An acolyte emerged from the bowels of the temple, wearing a thick black wig and bangles. Smiling shyly, she began to dust the statue of hawk-faced Horus. Claudia waited until her egret feathers had moved on to Anubis.

‘One other matter I think you ought to know about. Arbil has given up the date liqueur.’ She watched the significance of her statement sink in.

‘I see.’ The only sign of anxiety was the pacing.

‘So you’d better get Angel out of Rome, and fast.’ Her eyes followed the slow, familiar lope.
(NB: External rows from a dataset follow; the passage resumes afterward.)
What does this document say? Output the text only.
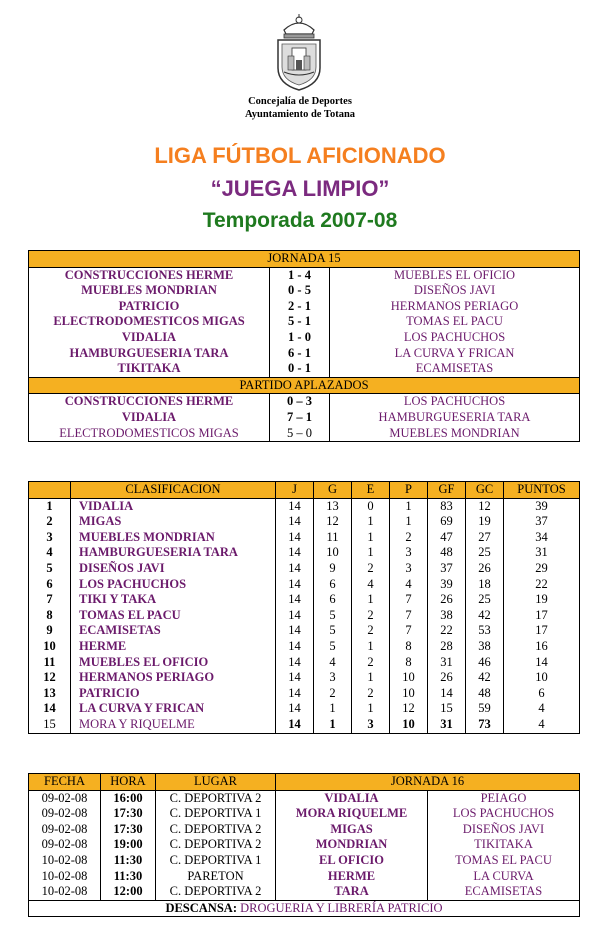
Concejalía de Deportes
Ayuntamiento de Totana
LIGA FÚTBOL AFICIONADO
“JUEGA LIMPIO”
Temporada 2007-08
JORNADA 15		
CONSTRUCCIONES HERME	1 - 4	MUEBLES EL OFICIO
MUEBLES MONDRIAN	0 - 5	DISEÑOS JAVI
PATRICIO	2 - 1	HERMANOS PERIAGO
ELECTRODOMESTICOS MIGAS	5 - 1	TOMAS EL PACU
VIDALIA	1 - 0	LOS PACHUCHOS
HAMBURGUESERIA TARA	6 - 1	LA CURVA Y FRICAN
TIKITAKA	0 - 1	ECAMISETAS
PARTIDO APLAZADOS		
CONSTRUCCIONES HERME	0 – 3	LOS PACHUCHOS
VIDALIA	7 – 1	HAMBURGUESERIA TARA
ELECTRODOMESTICOS MIGAS	5 – 0	MUEBLES MONDRIAN
	CLASIFICACION	J	G	E	P	GF	GC	PUNTOS
1	VIDALIA	14	13	0	1	83	12	39
2	MIGAS	14	12	1	1	69	19	37
3	MUEBLES MONDRIAN	14	11	1	2	47	27	34
4	HAMBURGUESERIA TARA	14	10	1	3	48	25	31
5	DISEÑOS JAVI	14	9	2	3	37	26	29
6	LOS PACHUCHOS	14	6	4	4	39	18	22
7	TIKI Y TAKA	14	6	1	7	26	25	19
8	TOMAS EL PACU	14	5	2	7	38	42	17
9	ECAMISETAS	14	5	2	7	22	53	17
10	HERME	14	5	1	8	28	38	16
11	MUEBLES EL OFICIO	14	4	2	8	31	46	14
12	HERMANOS PERIAGO	14	3	1	10	26	42	10
13	PATRICIO	14	2	2	10	14	48	6
14	LA CURVA Y FRICAN	14	1	1	12	15	59	4
15	MORA Y RIQUELME	14	1	3	10	31	73	4
FECHA	HORA	LUGAR	JORNADA 16	
09-02-08	16:00	C. DEPORTIVA 2	VIDALIA	PEIAGO
09-02-08	17:30	C. DEPORTIVA 1	MORA RIQUELME	LOS PACHUCHOS
09-02-08	17:30	C. DEPORTIVA 2	MIGAS	DISEÑOS JAVI
09-02-08	19:00	C. DEPORTIVA 2	MONDRIAN	TIKITAKA
10-02-08	11:30	C. DEPORTIVA 1	EL OFICIO	TOMAS EL PACU
10-02-08	11:30	PARETON	HERME	LA CURVA
10-02-08	12:00	C. DEPORTIVA 2	TARA	ECAMISETAS
DESCANSA: DROGUERIA Y LIBRERÍA PATRICIO				
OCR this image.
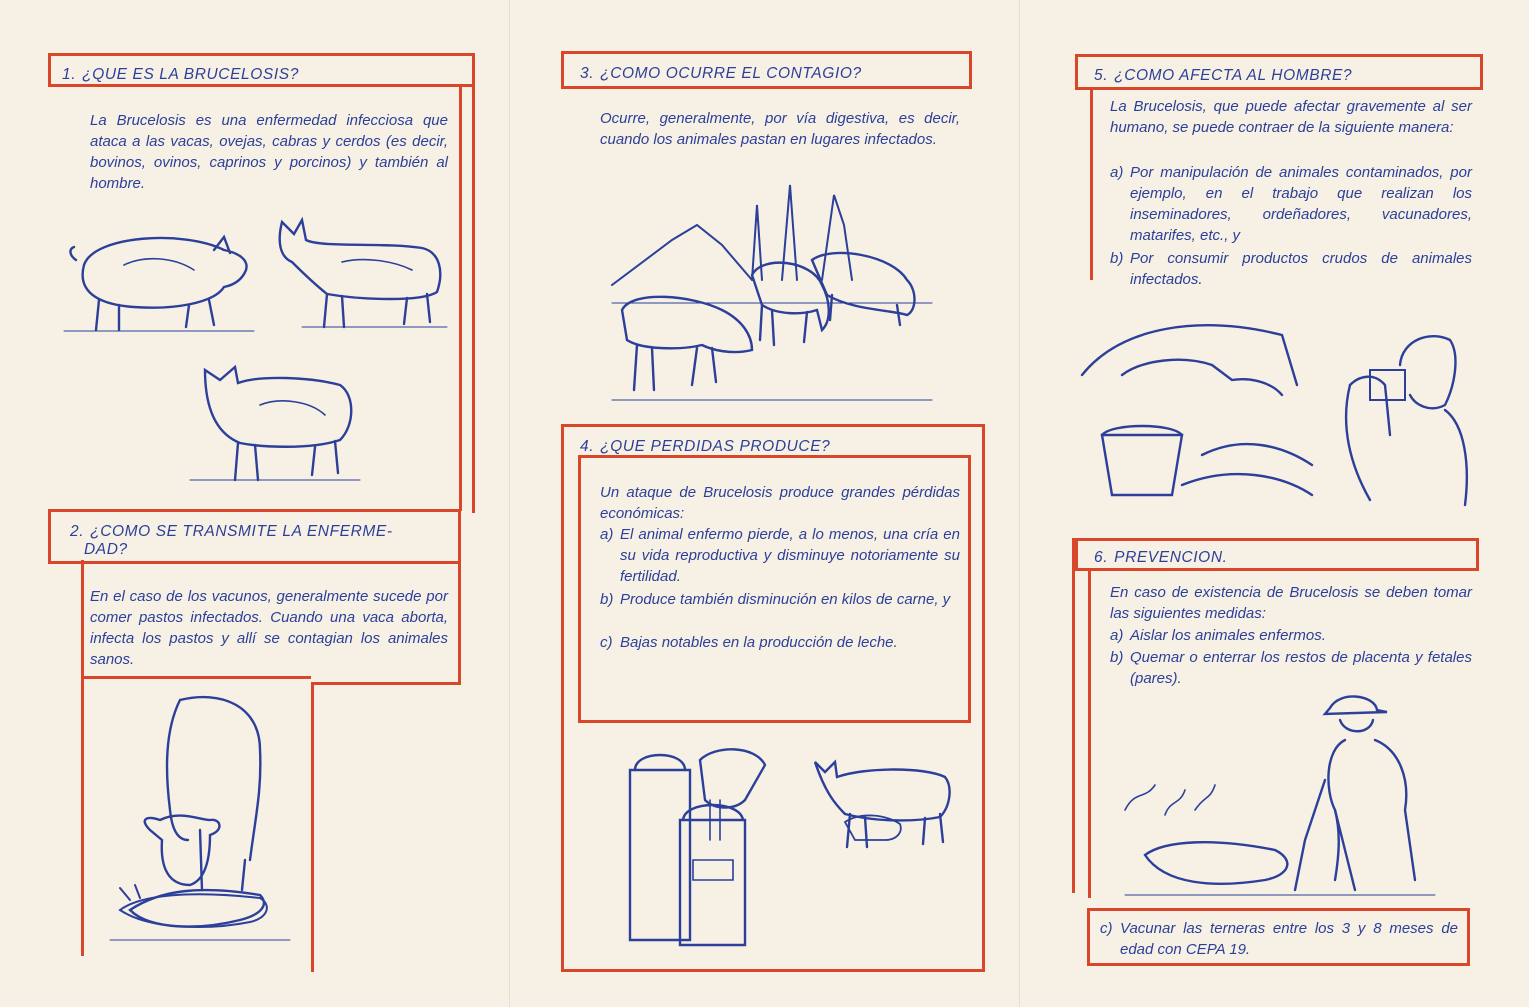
1. ¿QUE ES LA BRUCELOSIS?

La Brucelosis es una enfermedad infecciosa que ataca a las vacas, ovejas, cabras y cerdos (es decir, bovinos, ovinos, caprinos y porcinos) y también al hombre.

2. ¿COMO SE TRANSMITE LA ENFERME-
DAD?

En el caso de los vacunos, generalmente sucede por comer pastos infectados. Cuando una vaca aborta, infecta los pastos y allí se contagian los animales sanos.

3. ¿COMO OCURRE EL CONTAGIO?

Ocurre, generalmente, por vía digestiva, es decir, cuando los animales pastan en lugares infectados.

4. ¿QUE PERDIDAS PRODUCE?

Un ataque de Brucelosis produce grandes pérdidas económicas:

a) El animal enfermo pierde, a lo menos, una cría en su vida reproductiva y disminuye notoriamente su fertilidad.
b) Produce también disminución en kilos de carne, y
c) Bajas notables en la producción de leche.
5. ¿COMO AFECTA AL HOMBRE?

La Brucelosis, que puede afectar gravemente al ser humano, se puede contraer de la siguiente manera:

a) Por manipulación de animales contaminados, por ejemplo, en el trabajo que realizan los inseminadores, ordeñadores, vacunadores, matarifes, etc., y
b) Por consumir productos crudos de animales infectados.
6. PREVENCION.

En caso de existencia de Brucelosis se deben tomar las siguientes medidas:

a) Aislar los animales enfermos.
b) Quemar o enterrar los restos de placenta y fetales (pares).
c) Vacunar las terneras entre los 3 y 8 meses de edad con CEPA 19.
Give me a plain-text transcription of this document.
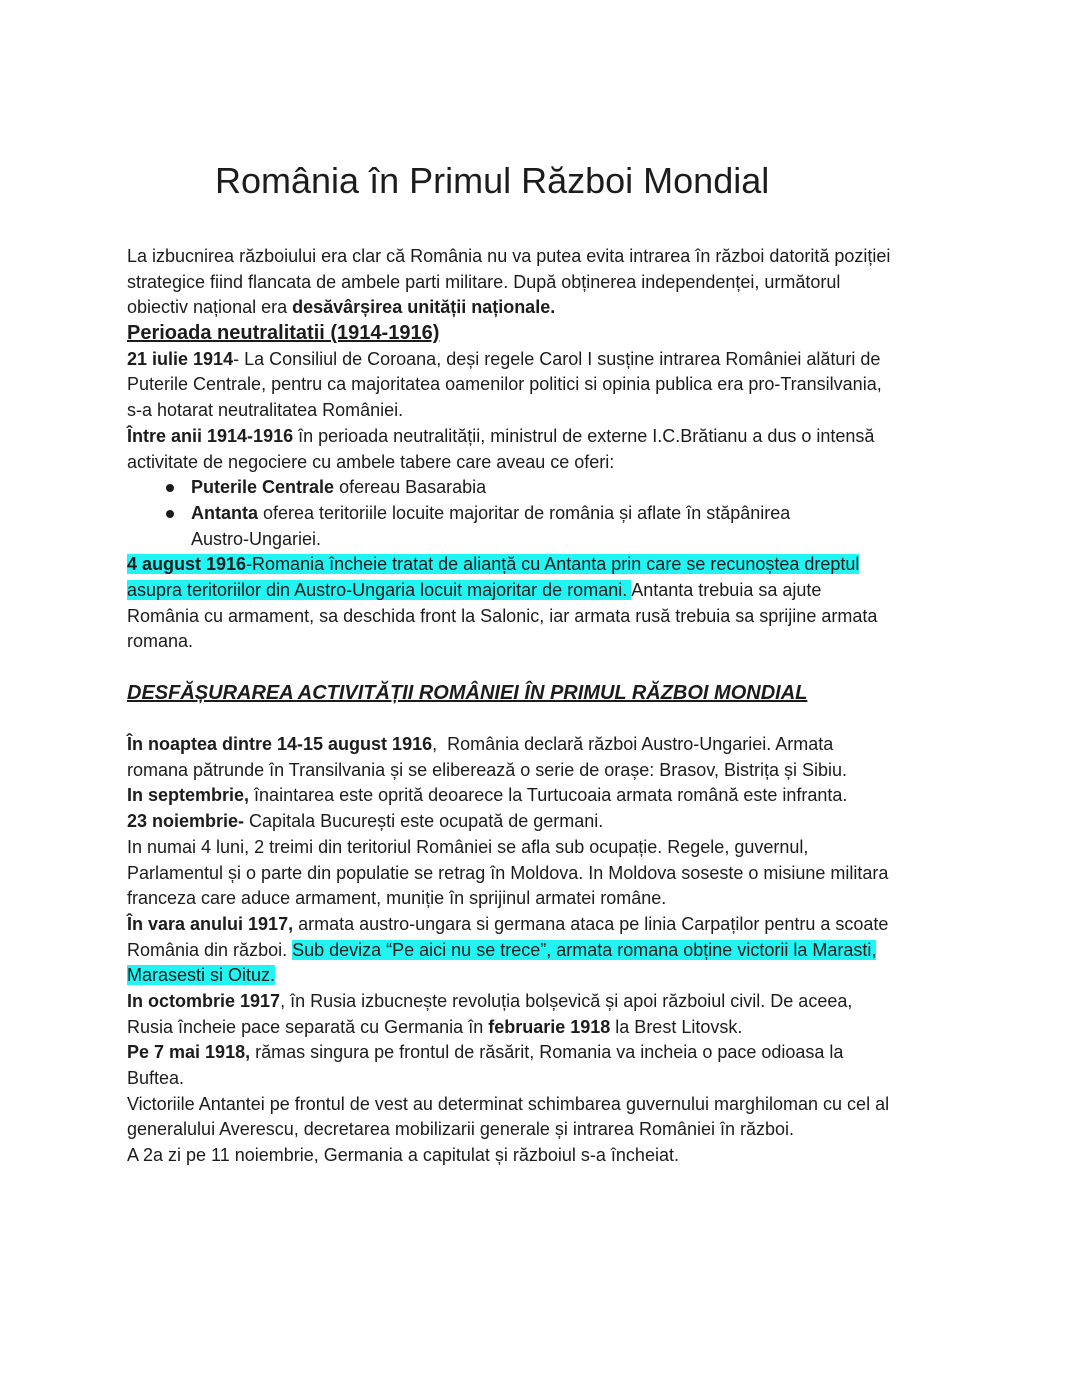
România în Primul Război Mondial
La izbucnirea războiului era clar că România nu va putea evita intrarea în război datorită poziției
strategice fiind flancata de ambele parti militare. După obținerea independenței, următorul
obiectiv național era desăvârșirea unității naționale.
Perioada neutralitatii (1914-1916)
21 iulie 1914- La Consiliul de Coroana, deși regele Carol I susține intrarea României alături de
Puterile Centrale, pentru ca majoritatea oamenilor politici si opinia publica era pro-Transilvania,
s-a hotarat neutralitatea României.
Între anii 1914-1916 în perioada neutralității, ministrul de externe I.C.Brătianu a dus o intensă
activitate de negociere cu ambele tabere care aveau ce oferi:
Puterile Centrale ofereau Basarabia
Antanta oferea teritoriile locuite majoritar de românia și aflate în stăpânirea
Austro-Ungariei.
4 august 1916-Romania încheie tratat de alianță cu Antanta prin care se recunoștea dreptul
asupra teritoriilor din Austro-Ungaria locuit majoritar de romani. Antanta trebuia sa ajute
România cu armament, sa deschida front la Salonic, iar armata rusă trebuia sa sprijine armata
romana.
DESFĂȘURAREA ACTIVITĂȚII ROMÂNIEI ÎN PRIMUL RĂZBOI MONDIAL
În noaptea dintre 14-15 august 1916,  România declară război Austro-Ungariei. Armata
romana pătrunde în Transilvania și se eliberează o serie de orașe: Brasov, Bistrița și Sibiu.
In septembrie, înaintarea este oprită deoarece la Turtucoaia armata română este infranta.
23 noiembrie- Capitala București este ocupată de germani.
In numai 4 luni, 2 treimi din teritoriul României se afla sub ocupație. Regele, guvernul,
Parlamentul și o parte din populatie se retrag în Moldova. In Moldova soseste o misiune militara
franceza care aduce armament, muniție în sprijinul armatei române.
În vara anului 1917, armata austro-ungara si germana ataca pe linia Carpaților pentru a scoate
România din război. Sub deviza “Pe aici nu se trece”, armata romana obține victorii la Marasti,
Marasesti si Oituz.
In octombrie 1917, în Rusia izbucnește revoluția bolșevică și apoi războiul civil. De aceea,
Rusia încheie pace separată cu Germania în februarie 1918 la Brest Litovsk.
Pe 7 mai 1918, rămas singura pe frontul de răsărit, Romania va incheia o pace odioasa la
Buftea.
Victoriile Antantei pe frontul de vest au determinat schimbarea guvernului marghiloman cu cel al
generalului Averescu, decretarea mobilizarii generale și intrarea României în război.
A 2a zi pe 11 noiembrie, Germania a capitulat și războiul s-a încheiat.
It could not have been Lugal who Angel hooked up with, the boy was too young, too one-dimensional for her tastes. She’d used the groom, led him on, and poor Lugal was too trusting to suspect he’d been tied up tighter than a goose for the oven. Angel wouldn’t care what befell him, either, once Arbil found out. Remember, this was the woman who affected concern for her husband, when in reality those checks were a necessary excuse to mark the progress of his blackouts and sow further seeds of doubt in his mind. The bruise on her cheek she had flaunted as a badge of Arbil’s deterioration-how she must have laughed, knowing it was the effect of her drugs which, by turns, rendered him impotent, put him to sleep and, when it suited her, made him violent. Claudia imagined that Arbil, when he uncovered her treachery, was unlikely to lean towards clemency.

She recalled her very first meeting with Angel. The Indian had not been able to disguise her suspicion, which she masked with hostility, and in the end, that hostility had betrayed her. Otherwise Claudia would have thought nothing of oleanders and thorn apples and strong, date liqueur… Would not have made the connection between the hothouse lilies up at Arbil’s and the hothouse lilies in Kaeso’s bedroom ‘At the start, it was exciting,’ he said. ‘An affair under Arbil’s nose.’